Equipped with cameras, the drone will allow firefighters to view the roof of a burning building, search for missing people or assess a highway accident from above, said Fire Chief Walt Anderson.

“They can hover over an area to find someone in a fire, or use infrared to detect heat and help us determine if there’s someone we haven’t located.”

Anderson has his eye on a drone that’s about 2 x 2 feet and resembles a toy helicopter with a number of propellers. It’s expected to cost less than $50,000.

Many people think of large military equipment when they think of drones. But smaller units are increasingly being sold to police and fire departments for aerial photography and videos.

St. Clair Township is likely the first municipality in Southwestern Ontario to acquire a drone, Anderson said.

“They’re used quite commonly in the States. The St. Clair County sheriff’s office across the river from us has one.”

U.S. drones now patrol half of the Mexican border and are increasingly used for surveillance, raising concerns about air safety, privacy and security.

With municipalities, law enforcement and even hobbyists finding new ways to use them, drones are evolving faster than the laws.
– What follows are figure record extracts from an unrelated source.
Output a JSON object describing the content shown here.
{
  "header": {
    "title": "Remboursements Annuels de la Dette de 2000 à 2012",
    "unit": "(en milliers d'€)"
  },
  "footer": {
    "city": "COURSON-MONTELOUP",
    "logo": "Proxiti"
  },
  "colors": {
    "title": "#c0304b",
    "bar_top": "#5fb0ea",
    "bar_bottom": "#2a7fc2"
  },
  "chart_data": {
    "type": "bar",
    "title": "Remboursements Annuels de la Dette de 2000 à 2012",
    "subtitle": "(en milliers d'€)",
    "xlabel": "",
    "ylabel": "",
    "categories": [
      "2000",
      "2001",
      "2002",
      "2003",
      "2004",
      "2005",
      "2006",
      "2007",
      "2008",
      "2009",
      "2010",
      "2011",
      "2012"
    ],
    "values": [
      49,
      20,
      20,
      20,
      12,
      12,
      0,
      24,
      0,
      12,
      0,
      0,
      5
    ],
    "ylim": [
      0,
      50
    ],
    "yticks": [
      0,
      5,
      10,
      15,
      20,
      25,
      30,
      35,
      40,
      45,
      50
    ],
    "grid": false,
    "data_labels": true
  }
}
The technology will be useful to the township because it has numerous railway lines, highways and industrial plants. About half of Chemical Valley’s industries are in St. Clair Township, including petrochemical refineries, natural gas-fired electricity plants, a nitrogen plant and high-pressure gas storage facilities.

The township’s volunteer fire department upgrade also includes two 115-foot aerial trucks, each worth about $1.6 million. They’re on order and will be delivered in early 2016.

A bay will be added to the Becher station in the township’s south end to accommodate one of the aerial trucks. As yet, township council hasn’t decided which of the other five stations will be expanded for the second aerial truck, although Anderson said Brigden is the frontrunner.

With a population of 15,000, St. Clair Township has 180 volunteer firefighters who respond to about 275 calls a year. Most involve vehicle accidents.

The $4 million spent this year on upgrades is the largest capital budget ever approved at one time, Anderson said.

“It’s not normal that we get so much at one time. It’s going to be a busy year.”